2. AT&T: [Apple sticks with them because] AT&T so desperately needs the iPhone that Apple can extract far better terms from them than it ever could from Verizon. Meanwhile, however, AT&T’s service problems are draining Apple’s good will.
3. Computers: Gruber thinks he’s seen the future of computers, and it is the iPad. “It’s really, really good,” he gushed. If you are sitting on a couch and you need a computer, most people are going to reach for the iPad, not the MacBook Pro. And that puts Apple into uncharted territory. For the first time since the original Mac replaced the Apple II, it has two overlapping computer products. And although it took a few years for the corpse to grow cold, the Apple II basically died the day the Mac arrived.
4. The App Store
6. Mobile Me: It’s great for syncing your iPhone to your Mac, but what’s the point of Mobile Me’s Web apps?
7. Back Ups: Time Capsule is the right idea, but it’s not really a solution for all those people who don’t even know they’re supposed sync their iPhones to their Macs.
8. Apple TV: Gruber is not one of those who talks about Apple TV as Steve Jobs’ one dud. He likes Apple TV, but says it has a fundamental problem: [Content or the relative lack thereof]. Hulu is a wonderful solution but when Boxee figured out a way to put it on TV, the Hulu guys freaked out. They have “this crazy brick wall in their heads,” Gruber explains, that perceives computers and TVs and two fundamentally different things. They worry about ad-supported Hulu getting on TVs when they should be worried about people bootlegging their content for free and watching it with no ads. “I don’t see,” Gruber concludes, “how Apple can get from where they are to where they need to be when they are negotiating with people that stupid.”
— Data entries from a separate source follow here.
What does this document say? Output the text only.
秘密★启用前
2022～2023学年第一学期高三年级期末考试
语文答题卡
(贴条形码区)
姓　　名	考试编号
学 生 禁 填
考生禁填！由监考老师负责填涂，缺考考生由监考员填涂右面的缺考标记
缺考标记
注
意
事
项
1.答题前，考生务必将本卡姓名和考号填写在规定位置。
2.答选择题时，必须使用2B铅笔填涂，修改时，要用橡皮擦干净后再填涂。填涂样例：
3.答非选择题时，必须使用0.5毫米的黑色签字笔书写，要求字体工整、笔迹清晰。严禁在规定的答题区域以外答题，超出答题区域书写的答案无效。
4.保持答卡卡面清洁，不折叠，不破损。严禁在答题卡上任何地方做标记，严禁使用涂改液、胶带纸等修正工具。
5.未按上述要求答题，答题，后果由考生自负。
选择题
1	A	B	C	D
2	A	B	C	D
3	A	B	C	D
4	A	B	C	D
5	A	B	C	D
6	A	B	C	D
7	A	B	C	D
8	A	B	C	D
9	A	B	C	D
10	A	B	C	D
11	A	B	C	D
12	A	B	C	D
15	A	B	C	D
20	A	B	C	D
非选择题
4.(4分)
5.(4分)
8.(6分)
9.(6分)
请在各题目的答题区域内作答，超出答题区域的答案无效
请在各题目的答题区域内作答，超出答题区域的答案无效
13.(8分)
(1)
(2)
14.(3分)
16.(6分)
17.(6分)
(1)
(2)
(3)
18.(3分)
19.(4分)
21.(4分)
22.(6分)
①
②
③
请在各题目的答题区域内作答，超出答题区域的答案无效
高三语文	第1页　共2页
9. Arch Rivals: A company needs direct rivals to stay hungry, but when they get big enough they tend to run out of them… Apple’s closest rival in smartphones, Gruber maintains, is not Google (which will rake in the Web ad riches whether Android succeeds or fails), but Palm, whose WebOS he admires.
10. About Box Credits: If software is a form of art, as Apple insists it is, “artists should get to sign their work.”
Full article, with full explanations of each of the 10 points above, here.
MacDailyNews Take: Some of these are a stretch. Number 10 is seemingly there only to fulfill the promise of ten points. As for number 9, Apple has plenty of arch rivals and self-motivation; they don’t require a floundering group of castoffs with chips on their shoulders in order to motivate them. There is plainly no need for Palm’s webOS; it’s superfluous in the current marketplace; a redundancy. Unless some other company decides to junk their current OS and snaps up what’s left of the company for webOS (which we strongly suspect is the real dream of Elevation Partners), Palm has no reason to be. If not saved via a buyout, Palm is dead. Number 6 isn’t really a vulnerability on the order of, say, how the company will someday run without Steve Jobs. Number 3 is many years off. It certainly won’t happen as quickly as Mac took over from Apple II because Mac had greater capabilities than what it succeeded, not less. Unless and until iPad evolves to do everything a Mac can do and more, the Mac will not only survive, it will thrive. All that said, it’s still an interesting, thought-provoking list and therefore a recommended read.